Trascendental

El cetro de la misericordia

2013-09-14

La fulgurante virtud de la doncella de Nazaret conquistó de tal forma la benevolencia del...

Por Emelly Tainara Schnorr

Tiempo hubo en que, conforme narran las Sagradas Escrituras, el pueblo judío recibió la amenaza de ser exterminado por el Rey Asuero. En ese momento crucial de su historia, entró en escena la reina Ester intercediendo junto al monarca por los suyos y obteniéndoles la salvación (cf. Est 3 - 7). Recordemos cómo eso se dio.

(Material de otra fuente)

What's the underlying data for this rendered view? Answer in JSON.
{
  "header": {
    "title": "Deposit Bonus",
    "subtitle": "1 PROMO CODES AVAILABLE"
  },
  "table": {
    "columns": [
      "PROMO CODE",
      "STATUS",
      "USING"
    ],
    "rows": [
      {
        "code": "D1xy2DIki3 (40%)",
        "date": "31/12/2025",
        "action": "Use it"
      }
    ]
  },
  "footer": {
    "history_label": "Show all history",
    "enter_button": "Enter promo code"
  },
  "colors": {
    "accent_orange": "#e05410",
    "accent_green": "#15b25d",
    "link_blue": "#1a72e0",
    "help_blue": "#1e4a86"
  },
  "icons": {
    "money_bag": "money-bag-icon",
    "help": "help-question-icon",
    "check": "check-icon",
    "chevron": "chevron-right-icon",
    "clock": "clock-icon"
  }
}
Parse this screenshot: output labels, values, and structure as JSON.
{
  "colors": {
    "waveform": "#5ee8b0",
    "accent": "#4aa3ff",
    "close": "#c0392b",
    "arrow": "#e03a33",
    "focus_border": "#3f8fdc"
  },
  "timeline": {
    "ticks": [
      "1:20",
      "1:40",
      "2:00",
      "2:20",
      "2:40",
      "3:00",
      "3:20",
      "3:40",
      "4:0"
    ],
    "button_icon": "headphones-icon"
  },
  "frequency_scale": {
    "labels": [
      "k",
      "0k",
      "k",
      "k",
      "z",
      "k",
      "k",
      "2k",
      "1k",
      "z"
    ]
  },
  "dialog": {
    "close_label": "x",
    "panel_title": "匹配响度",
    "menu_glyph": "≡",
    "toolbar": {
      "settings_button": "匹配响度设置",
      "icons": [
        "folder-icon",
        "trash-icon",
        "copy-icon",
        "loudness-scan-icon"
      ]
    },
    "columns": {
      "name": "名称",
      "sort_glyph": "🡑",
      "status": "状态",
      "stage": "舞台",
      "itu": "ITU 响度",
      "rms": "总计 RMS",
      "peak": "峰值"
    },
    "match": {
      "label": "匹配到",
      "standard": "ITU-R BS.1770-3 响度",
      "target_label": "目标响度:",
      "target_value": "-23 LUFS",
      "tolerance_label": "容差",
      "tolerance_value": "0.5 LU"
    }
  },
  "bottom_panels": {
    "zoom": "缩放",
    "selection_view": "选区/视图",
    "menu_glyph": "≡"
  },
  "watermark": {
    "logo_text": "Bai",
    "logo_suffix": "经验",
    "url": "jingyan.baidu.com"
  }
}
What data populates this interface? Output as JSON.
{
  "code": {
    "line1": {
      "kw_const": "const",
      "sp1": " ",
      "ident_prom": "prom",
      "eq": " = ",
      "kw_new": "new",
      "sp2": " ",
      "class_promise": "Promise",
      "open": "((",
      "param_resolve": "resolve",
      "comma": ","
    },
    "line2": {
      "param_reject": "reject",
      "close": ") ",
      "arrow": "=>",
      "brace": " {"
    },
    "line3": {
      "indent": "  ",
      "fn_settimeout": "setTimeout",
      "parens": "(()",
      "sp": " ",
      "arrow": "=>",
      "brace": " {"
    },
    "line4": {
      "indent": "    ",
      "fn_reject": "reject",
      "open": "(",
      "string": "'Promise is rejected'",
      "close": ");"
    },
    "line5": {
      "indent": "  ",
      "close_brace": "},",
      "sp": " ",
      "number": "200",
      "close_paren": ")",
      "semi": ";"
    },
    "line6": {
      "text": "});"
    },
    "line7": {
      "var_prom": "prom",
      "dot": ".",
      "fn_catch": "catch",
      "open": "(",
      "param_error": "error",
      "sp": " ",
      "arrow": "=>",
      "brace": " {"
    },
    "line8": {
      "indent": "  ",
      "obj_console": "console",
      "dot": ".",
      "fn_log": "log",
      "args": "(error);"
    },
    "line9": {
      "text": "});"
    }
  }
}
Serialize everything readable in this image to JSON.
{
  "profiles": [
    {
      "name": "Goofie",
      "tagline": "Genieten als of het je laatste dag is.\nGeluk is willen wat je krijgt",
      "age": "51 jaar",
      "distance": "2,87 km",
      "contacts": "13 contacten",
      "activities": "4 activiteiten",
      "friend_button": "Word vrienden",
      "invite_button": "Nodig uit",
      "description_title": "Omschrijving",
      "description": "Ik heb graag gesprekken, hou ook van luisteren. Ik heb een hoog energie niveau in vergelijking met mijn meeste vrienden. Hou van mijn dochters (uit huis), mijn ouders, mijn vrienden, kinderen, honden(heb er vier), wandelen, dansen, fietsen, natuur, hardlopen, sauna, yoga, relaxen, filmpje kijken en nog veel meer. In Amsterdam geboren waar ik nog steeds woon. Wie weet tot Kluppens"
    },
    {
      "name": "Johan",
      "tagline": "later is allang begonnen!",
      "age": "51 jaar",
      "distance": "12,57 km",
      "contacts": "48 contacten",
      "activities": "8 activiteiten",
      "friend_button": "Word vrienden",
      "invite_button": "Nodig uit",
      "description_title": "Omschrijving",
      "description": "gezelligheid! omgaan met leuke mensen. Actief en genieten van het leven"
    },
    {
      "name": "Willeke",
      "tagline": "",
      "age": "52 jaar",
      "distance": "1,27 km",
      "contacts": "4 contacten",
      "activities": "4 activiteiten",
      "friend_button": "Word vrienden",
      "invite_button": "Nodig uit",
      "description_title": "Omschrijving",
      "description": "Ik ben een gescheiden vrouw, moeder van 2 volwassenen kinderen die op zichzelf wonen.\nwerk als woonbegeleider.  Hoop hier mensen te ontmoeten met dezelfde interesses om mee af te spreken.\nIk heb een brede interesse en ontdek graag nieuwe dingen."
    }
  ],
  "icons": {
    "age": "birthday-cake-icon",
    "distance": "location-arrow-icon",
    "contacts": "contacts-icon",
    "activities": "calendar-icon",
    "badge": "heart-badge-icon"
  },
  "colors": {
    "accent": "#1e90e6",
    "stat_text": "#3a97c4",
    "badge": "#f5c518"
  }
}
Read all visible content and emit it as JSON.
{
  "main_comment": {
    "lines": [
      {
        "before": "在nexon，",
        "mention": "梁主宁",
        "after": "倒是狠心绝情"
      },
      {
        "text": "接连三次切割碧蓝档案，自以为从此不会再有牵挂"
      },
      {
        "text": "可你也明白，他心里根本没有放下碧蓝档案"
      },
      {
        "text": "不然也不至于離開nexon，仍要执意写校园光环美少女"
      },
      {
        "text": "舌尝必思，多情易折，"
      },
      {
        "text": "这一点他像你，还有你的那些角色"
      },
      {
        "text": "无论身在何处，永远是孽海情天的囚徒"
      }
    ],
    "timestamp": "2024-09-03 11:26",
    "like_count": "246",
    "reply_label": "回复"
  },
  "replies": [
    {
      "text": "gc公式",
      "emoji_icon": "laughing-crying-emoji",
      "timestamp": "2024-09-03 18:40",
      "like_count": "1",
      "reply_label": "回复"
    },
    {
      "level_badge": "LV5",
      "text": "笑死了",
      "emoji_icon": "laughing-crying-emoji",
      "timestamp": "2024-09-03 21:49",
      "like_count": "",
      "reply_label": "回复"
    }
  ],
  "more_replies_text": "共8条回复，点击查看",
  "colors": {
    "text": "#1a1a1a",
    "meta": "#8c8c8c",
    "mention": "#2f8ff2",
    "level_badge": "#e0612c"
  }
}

Según las leyes en vigor en aquella época, era prohibido el acceso de cualquier persona al atrio interno del palacio real sin haber sido convocada. Quien allí osase entrar por propia iniciativa sería inmediatamente condenado a la pena capital, a no ser que el soberano levantase su cetro de oro en dirección al intruso, como señal de asentimiento. Hacía un mes que Ester no era llamada a la presencia de Asuero, cuando Mardoqueo la alertó sobre la trama del infame Amán. Confiando, sin embargo, en el Dios verdadero y en las oraciones hechas por los suyos, la reina se dirigió a los aposentos reales. El anhelo por obtener la salvación de su pueblo vencía en su espíritu al miedo de la muerte. Al verla, el monarca se alegró y le extendió el temido bastón de comando, cuya punta ella se apuró a tocar en señal de sumisión. "¿Qué quieres reina Ester?", le preguntó el soberano. "Aunque pidieses la mitad de mi reino ella te sería concedida" (Est 5, 3). La amenaza fuera vencida.

Esta admirable escena de la Historia Sagrada prefigura una realidad más elevada y conmovedora para nosotros, cristianos. Expulsado del Paraíso y tornado enemigo de Dios por causa del pecado, el hombre del Antiguo Testamento estaba sometido al dominio del demonio, mucho más cruel y tiránico que los de Asuero o Amán. ¿Cómo podía hacer para entrar nuevamente en el Palacio Celestial y recuperar las buenas gracias del Creador? ¿Quién osaría comparecer delante del Rey de la Justicia para interceder por la humanidad rebelada contra su buenísimo Dios y Señor?

"No temas, María, pues encontraste gracia delante de Dios" (Lc 1, 30). Las simples palabras del Ángel Gabriel dejan entrever el inefable amor del Altísimo para con una criatura, la más santa y noble entre todas. Desde el momento de su Inmaculada Concepción, Dios la había inundado de gracias y favores. Y bastó, por así decir, que Ella tocase la punta del divino cetro omnipotente, abogando por la venida del Salvador, para que fuera inmediatamente atendida.

La fulgurante virtud de la doncella de Nazaret conquistó de tal forma la benevolencia del Creador que Él decidió tomarla por Esposa Inmaculada y tornarla su Madre Virginalísima. Y depositando en sus blanquísimas manos el cetro que simboliza el dominio sobre todos los hombres, la tornó Reina de Misericordia. Por la omnipotencia suplicante que Dios le concedió, nada puede ser negado a tan bondadosa Soberana.

"Como una nueva Ester, la Santísima Virgen encontró gracia a los ojos del Señor en favor de todos los hombres y consiguió la mitad de su imperio divino. Ella detiene el cetro de la misericordia, mientras su Hijo continúa siendo el Rey de la justicia. Sí, María es el ministro plenipotenciario de la misericordia divina; ese es su ministerio. Así como en los Estados los que tienen que tratar de una cuestión de finanzas, de marina o de agricultura se dirigen a los ministros respectivos, del mismo modo es a la Madre de Dios que deben recurrir los que tienen necesidad de misericordia".

Nunca nos cansemos, por tanto, de recurrir a Ella en los momentos de dificultad y aflicción. Del cetro que le fue entregado por su Divino Hijo emanará siempre la fuerza necesaria para enfrentar cualquier adversidad de la vida, porque, más todavía que Reina y Señora, Ella es Madre amante de cada uno de nosotros. "Sobre todo en las horas de sufrimiento y de tentación, siempre podremos contar con ese factor de paz fundamental: Nuestra Señora estará conmigo, aunque yo no esté con Ella. No me abandonará nunca y me ayudará en todas las circunstancias. Vendrá a mi encuentro con la exuberancia de su misericordia, concediéndome más de lo que le pido y más de lo que le retribuyo, dejándome pasmo y desconcertado delante de todo lo que Ella hace por mí".